泣き姫の叫びと同時に、黒い霧が月陵めがけて襲いかかる!


ドォォォン――!


――目を開けた瞬間、月陵は、なぜか村長の手作りと思しきアイドル衣装を着せられていた。

そしてステージの上。

眩しいライトと、流れるBGM。


「え、ちょっ、なんで俺、アイドルの振り付けしてんの!?」


「これは“感情解放の儀”にゃ!」ミケが叫ぶ。「歌とダンスで、泣き姫の未練を浄化するにゃ!」


「月陵!動きキレッキレじゃん!」

ツグミが感動している。


「いやだあああ!勝手に腰が……うわ、このターン気持ちいい……」


そこへ、再び泣き姫の絶叫が轟く。


「笑うなァアアアアアアアアア!!!」


黒霧が広がり、観客席――いや、村民たちにも感情の奔流が襲いかかる。


「初恋の人に告白できなかった……」

「オタクを卒業するって言ったのに、Blu-ray全巻予約しちゃって……」

「ファンレター返ってこなかった……!」


「情緒どうなってんだこの村!?」


ミケが叫ぶ。

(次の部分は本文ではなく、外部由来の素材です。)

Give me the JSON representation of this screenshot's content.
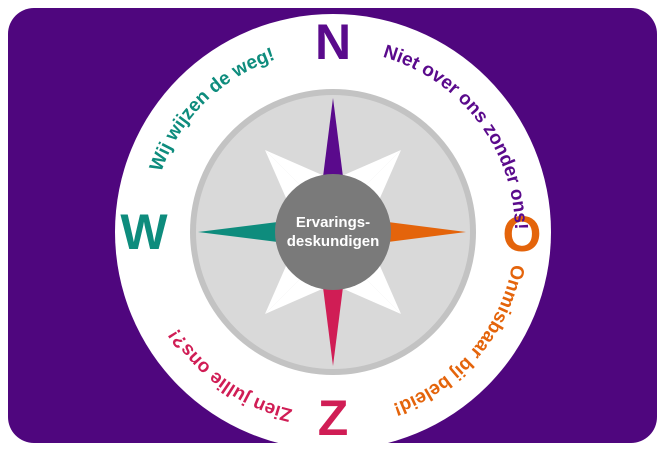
{
  "compass": {
    "directions": {
      "north": "N",
      "east": "O",
      "south": "Z",
      "west": "W"
    },
    "slogans": {
      "north_east": "Niet over ons zonder ons!",
      "south_east": "Onmisbaar bij beleid!",
      "south_west": "Zien jullie ons?!",
      "north_west": "Wij wijzen de weg!"
    },
    "center": [
      "Ervarings-",
      "deskundigen"
    ]
  }
}
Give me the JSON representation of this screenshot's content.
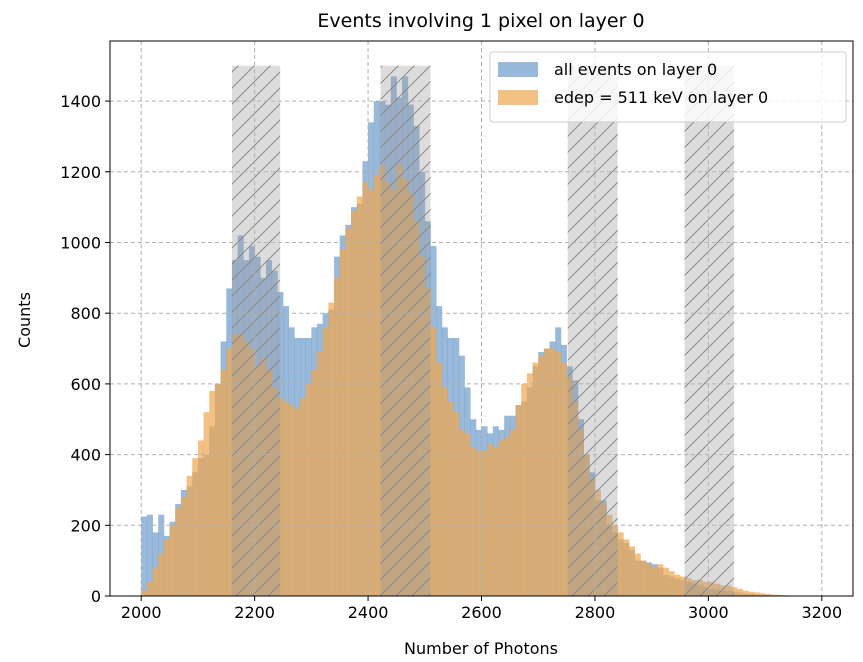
{
  "chart_data": {
    "type": "bar",
    "title": "Events involving 1 pixel on layer 0",
    "xlabel": "Number of Photons",
    "ylabel": "Counts",
    "xlim": [
      1945,
      3255
    ],
    "ylim": [
      0,
      1570
    ],
    "xticks": [
      2000,
      2200,
      2400,
      2600,
      2800,
      3000,
      3200
    ],
    "yticks": [
      0,
      200,
      400,
      600,
      800,
      1000,
      1200,
      1400
    ],
    "grid": true,
    "legend_position": "top-right",
    "bin_start": 2000,
    "bin_width": 10,
    "series": [
      {
        "name": "all events on layer 0",
        "color": "#6d9bca",
        "values": [
          225,
          230,
          180,
          230,
          170,
          210,
          260,
          300,
          310,
          350,
          390,
          400,
          480,
          600,
          720,
          870,
          950,
          1020,
          950,
          990,
          960,
          900,
          950,
          920,
          860,
          820,
          760,
          730,
          730,
          730,
          760,
          770,
          800,
          810,
          960,
          1020,
          1050,
          1100,
          1110,
          1230,
          1340,
          1400,
          1400,
          1390,
          1470,
          1410,
          1470,
          1390,
          1330,
          1200,
          1060,
          990,
          820,
          760,
          730,
          730,
          680,
          590,
          500,
          470,
          480,
          460,
          480,
          470,
          510,
          510,
          540,
          550,
          590,
          650,
          690,
          700,
          720,
          760,
          710,
          650,
          610,
          500,
          400,
          350,
          270,
          270,
          200,
          180,
          160,
          150,
          130,
          100,
          100,
          95,
          90,
          80,
          60,
          55,
          50,
          45,
          40,
          35,
          30,
          25,
          20,
          18,
          16,
          14,
          12,
          10,
          8,
          6,
          4,
          3,
          2,
          1,
          1,
          0,
          0,
          0,
          0,
          0,
          0,
          0
        ]
      },
      {
        "name": "edep = 511 keV on layer 0",
        "color": "#f0a650",
        "values": [
          15,
          40,
          80,
          120,
          160,
          200,
          250,
          280,
          340,
          390,
          440,
          520,
          580,
          600,
          640,
          700,
          740,
          740,
          720,
          700,
          650,
          670,
          640,
          590,
          560,
          550,
          540,
          530,
          560,
          600,
          640,
          690,
          760,
          830,
          900,
          980,
          1040,
          1090,
          1130,
          1170,
          1150,
          1190,
          1220,
          1170,
          1150,
          1220,
          1180,
          1140,
          1060,
          960,
          870,
          760,
          660,
          590,
          550,
          520,
          470,
          460,
          420,
          410,
          410,
          430,
          420,
          440,
          450,
          470,
          540,
          600,
          630,
          660,
          680,
          700,
          700,
          690,
          660,
          620,
          550,
          470,
          400,
          330,
          300,
          260,
          230,
          200,
          180,
          160,
          140,
          120,
          100,
          90,
          80,
          90,
          80,
          70,
          60,
          55,
          50,
          45,
          45,
          40,
          40,
          35,
          30,
          30,
          25,
          20,
          15,
          12,
          10,
          8,
          6,
          4,
          3,
          2,
          1,
          1,
          0,
          0,
          0,
          0
        ]
      }
    ],
    "shaded_regions": [
      {
        "x0": 2160,
        "x1": 2245,
        "y1": 1500
      },
      {
        "x0": 2422,
        "x1": 2510,
        "y1": 1500
      },
      {
        "x0": 2752,
        "x1": 2840,
        "y1": 1500
      },
      {
        "x0": 2958,
        "x1": 3045,
        "y1": 1500
      }
    ]
  }
}
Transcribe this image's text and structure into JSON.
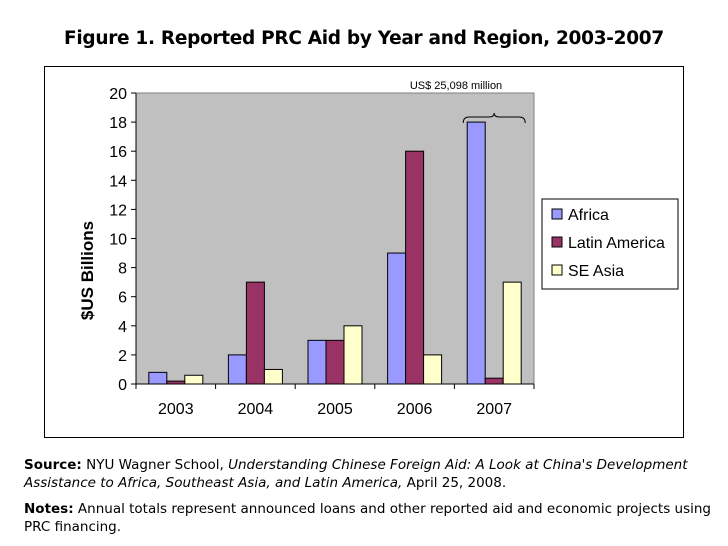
{
  "title": "Figure 1. Reported PRC Aid by Year and Region, 2003-2007",
  "source": {
    "label": "Source:",
    "pre": " NYU Wagner School, ",
    "work": "Understanding Chinese Foreign Aid: A Look at China's Development Assistance to Africa, Southeast Asia, and Latin America,",
    "post": " April 25, 2008."
  },
  "notes": {
    "label": "Notes:",
    "text": " Annual totals represent announced loans and other reported aid and economic projects using PRC financing."
  },
  "chart_data": {
    "type": "bar",
    "categories": [
      "2003",
      "2004",
      "2005",
      "2006",
      "2007"
    ],
    "series": [
      {
        "name": "Africa",
        "values": [
          0.8,
          2,
          3,
          9,
          18
        ],
        "color": "#9999ff"
      },
      {
        "name": "Latin America",
        "values": [
          0.2,
          7,
          3,
          16,
          0.4
        ],
        "color": "#993366"
      },
      {
        "name": "SE Asia",
        "values": [
          0.6,
          1,
          4,
          2,
          7
        ],
        "color": "#ffffcc"
      }
    ],
    "ylabel": "$US Billions",
    "xlabel": "",
    "ylim": [
      0,
      20
    ],
    "yticks": [
      0,
      2,
      4,
      6,
      8,
      10,
      12,
      14,
      16,
      18,
      20
    ],
    "grid": false,
    "plot_background": "#c0c0c0",
    "legend_position": "right",
    "annotation": {
      "text": "US$ 25,098 million",
      "category": "2007"
    }
  }
}
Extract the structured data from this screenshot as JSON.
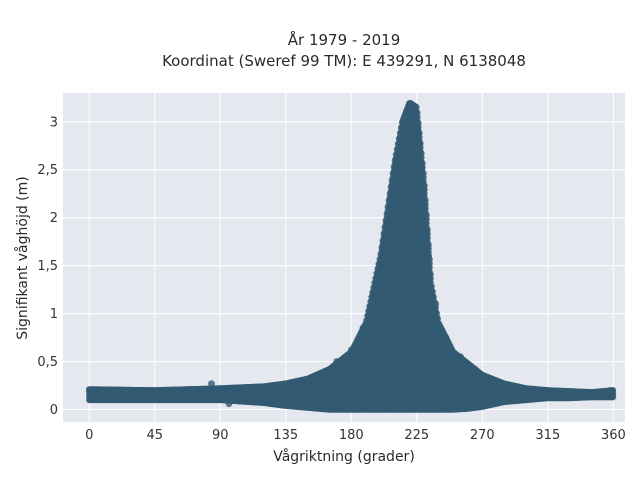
{
  "chart_data": {
    "type": "scatter",
    "title_lines": [
      "År 1979 - 2019",
      "Koordinat (Sweref 99 TM): E 439291, N 6138048"
    ],
    "xlabel": "Vågriktning (grader)",
    "ylabel": "Signifikant våghöjd (m)",
    "xlim": [
      -18,
      368
    ],
    "ylim": [
      -0.13,
      3.3
    ],
    "x_ticks": [
      0,
      45,
      90,
      135,
      180,
      225,
      270,
      315,
      360
    ],
    "x_tick_labels": [
      "0",
      "45",
      "90",
      "135",
      "180",
      "225",
      "270",
      "315",
      "360"
    ],
    "y_ticks": [
      0,
      0.5,
      1,
      1.5,
      2,
      2.5,
      3
    ],
    "y_tick_labels": [
      "0",
      "0,5",
      "1",
      "1,5",
      "2",
      "2,5",
      "3"
    ],
    "grid": true,
    "legend": "none",
    "colors": {
      "background": "#e6e8f0",
      "grid": "#ffffff",
      "point": "#325a72"
    },
    "envelope": {
      "x": [
        0,
        45,
        90,
        120,
        135,
        150,
        165,
        180,
        190,
        200,
        210,
        215,
        220,
        225,
        230,
        235,
        240,
        250,
        260,
        270,
        285,
        300,
        315,
        330,
        345,
        360
      ],
      "ymax": [
        0.21,
        0.2,
        0.22,
        0.24,
        0.27,
        0.32,
        0.42,
        0.6,
        0.9,
        1.6,
        2.6,
        3.0,
        3.2,
        3.15,
        2.4,
        1.3,
        0.9,
        0.6,
        0.48,
        0.36,
        0.27,
        0.22,
        0.2,
        0.19,
        0.18,
        0.2
      ],
      "ymin": [
        0.1,
        0.1,
        0.1,
        0.07,
        0.04,
        0.02,
        0.0,
        0.0,
        0.0,
        0.0,
        0.0,
        0.0,
        0.0,
        0.0,
        0.0,
        0.0,
        0.0,
        0.0,
        0.01,
        0.03,
        0.08,
        0.1,
        0.12,
        0.12,
        0.13,
        0.13
      ]
    },
    "points": [
      [
        0,
        0.2
      ],
      [
        5,
        0.12
      ],
      [
        15,
        0.18
      ],
      [
        30,
        0.16
      ],
      [
        40,
        0.11
      ],
      [
        60,
        0.19
      ],
      [
        75,
        0.13
      ],
      [
        84,
        0.27
      ],
      [
        90,
        0.18
      ],
      [
        96,
        0.06
      ],
      [
        110,
        0.12
      ],
      [
        125,
        0.2
      ],
      [
        140,
        0.05
      ],
      [
        150,
        0.3
      ],
      [
        160,
        0.35
      ],
      [
        170,
        0.5
      ],
      [
        180,
        0.62
      ],
      [
        188,
        0.85
      ],
      [
        195,
        1.2
      ],
      [
        200,
        1.5
      ],
      [
        205,
        1.9
      ],
      [
        210,
        2.3
      ],
      [
        213,
        2.7
      ],
      [
        216,
        2.95
      ],
      [
        218,
        3.1
      ],
      [
        220,
        3.18
      ],
      [
        223,
        3.12
      ],
      [
        226,
        2.9
      ],
      [
        229,
        2.3
      ],
      [
        233,
        1.6
      ],
      [
        238,
        1.1
      ],
      [
        245,
        0.75
      ],
      [
        255,
        0.55
      ],
      [
        265,
        0.42
      ],
      [
        275,
        0.32
      ],
      [
        290,
        0.25
      ],
      [
        300,
        0.2
      ],
      [
        320,
        0.17
      ],
      [
        335,
        0.15
      ],
      [
        350,
        0.18
      ],
      [
        358,
        0.2
      ]
    ]
  }
}
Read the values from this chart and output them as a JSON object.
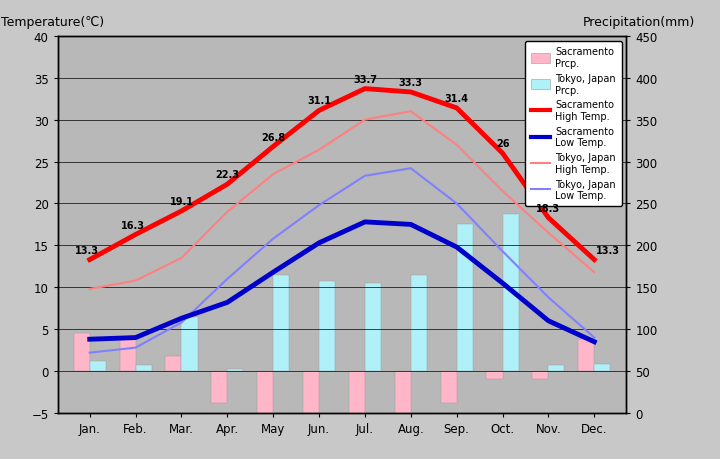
{
  "months": [
    "Jan.",
    "Feb.",
    "Mar.",
    "Apr.",
    "May",
    "Jun.",
    "Jul.",
    "Aug.",
    "Sep.",
    "Oct.",
    "Nov.",
    "Dec."
  ],
  "sacramento_high": [
    13.3,
    16.3,
    19.1,
    22.3,
    26.8,
    31.1,
    33.7,
    33.3,
    31.4,
    26,
    18.3,
    13.3
  ],
  "sacramento_low": [
    3.8,
    4.0,
    6.3,
    8.2,
    11.8,
    15.3,
    17.8,
    17.5,
    14.8,
    10.5,
    6.0,
    3.5
  ],
  "tokyo_high": [
    9.8,
    10.8,
    13.5,
    19.0,
    23.5,
    26.4,
    30.0,
    31.0,
    27.0,
    21.5,
    16.5,
    11.8
  ],
  "tokyo_low": [
    2.2,
    2.8,
    5.8,
    11.0,
    15.8,
    19.8,
    23.3,
    24.2,
    20.0,
    14.3,
    8.8,
    4.0
  ],
  "sac_prcp_scaled": [
    4.5,
    4.0,
    1.8,
    -3.8,
    -5.8,
    -5.0,
    -5.8,
    -5.8,
    -3.8,
    -1.0,
    -1.0,
    3.8
  ],
  "tok_prcp_scaled": [
    1.2,
    0.7,
    6.5,
    0.2,
    11.5,
    10.8,
    10.5,
    11.5,
    17.5,
    18.8,
    0.7,
    0.8
  ],
  "bg_color": "#c8c8c8",
  "plot_bg_color": "#b0b0b0",
  "title_left": "Temperature(℃)",
  "title_right": "Precipitation(mm)",
  "ylim_left": [
    -5,
    40
  ],
  "ylim_right": [
    0,
    450
  ],
  "right_ticks": [
    0,
    50,
    100,
    150,
    200,
    250,
    300,
    350,
    400,
    450
  ],
  "left_ticks": [
    -5,
    0,
    5,
    10,
    15,
    20,
    25,
    30,
    35,
    40
  ],
  "sac_high_labels": {
    "0": "13.3",
    "1": "16.3",
    "2": "19.1",
    "3": "22.3",
    "4": "26.8",
    "5": "31.1",
    "6": "33.7",
    "7": "33.3",
    "8": "31.4",
    "9": "26",
    "10": "18.3",
    "11": "13.3"
  },
  "sac_high_color": "#ff0000",
  "sac_low_color": "#0000cc",
  "tokyo_high_color": "#ff8080",
  "tokyo_low_color": "#8080ff",
  "sac_prcp_color": "#ffb6c8",
  "tokyo_prcp_color": "#b0f0f8"
}
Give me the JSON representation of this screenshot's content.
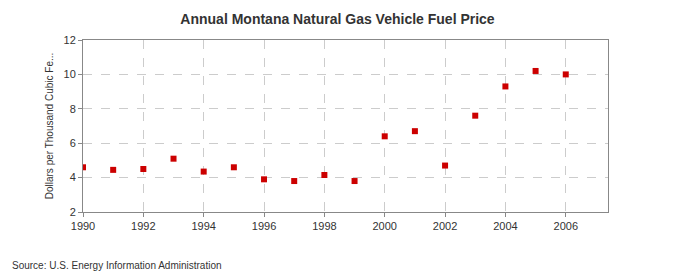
{
  "chart_data": {
    "type": "scatter",
    "title": "Annual Montana Natural Gas Vehicle Fuel Price",
    "y_label": "Dollars per Thousand Cubic Fe...",
    "annotations": [
      "Source: U.S. Energy Information Administration"
    ],
    "x": [
      1990,
      1991,
      1992,
      1993,
      1994,
      1995,
      1996,
      1997,
      1998,
      1999,
      2000,
      2001,
      2002,
      2003,
      2004,
      2005,
      2006
    ],
    "values": [
      4.6,
      4.45,
      4.5,
      5.1,
      4.35,
      4.6,
      3.9,
      3.8,
      4.15,
      3.8,
      6.4,
      6.7,
      4.7,
      7.6,
      9.3,
      10.2,
      10.0
    ],
    "color": "#cc0000",
    "marker": "square",
    "xlim": [
      1990,
      2007.4
    ],
    "xticks": [
      1990,
      1992,
      1994,
      1996,
      1998,
      2000,
      2002,
      2004,
      2006
    ],
    "ylim": [
      2,
      12
    ],
    "yticks": [
      2,
      4,
      6,
      8,
      10,
      12
    ],
    "grid": true
  }
}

「月陵、今こそ君の“チャームポイント”を解放するにゃ!」


「……チャームポイント……?」


彼はふと、鏡に映る自分を見た。


普段は無気力な顔。そのはずなのに、ふと――


「……えくぼが、ある」


彼は、心の奥底から声を振り絞った。


「俺のえくぼは、悲しみの中に生きる微笑みだ!

 食らえ……スマイル・ディンプル・ビーム!!」


ズドォォォォン!


光の奔流が泣き姫を包み込む。

その美しい一撃に、彼女の足がふらりと揺れた。


「……えくぼ……やばい……尊い……」


バタン。


泣き姫は、微笑みながらその場に崩れ落ち、小さな祠の石像へと姿を戻していった。


月陵は、ひとつ息をついた。


「……勝った、のか?」


「にゃーん(よくやったにゃ)」ミケが誇らしげに鳴く。


ツグミが、苦笑しながら呟いた。


「……月陵、その衣装。もう脱いでいいよ?」


「いや……このスパンコール、ちょっと気に入ってきたかもしれない」


感情の神が封じられた村の夜に、再び小さな笑い声が戻っていた――。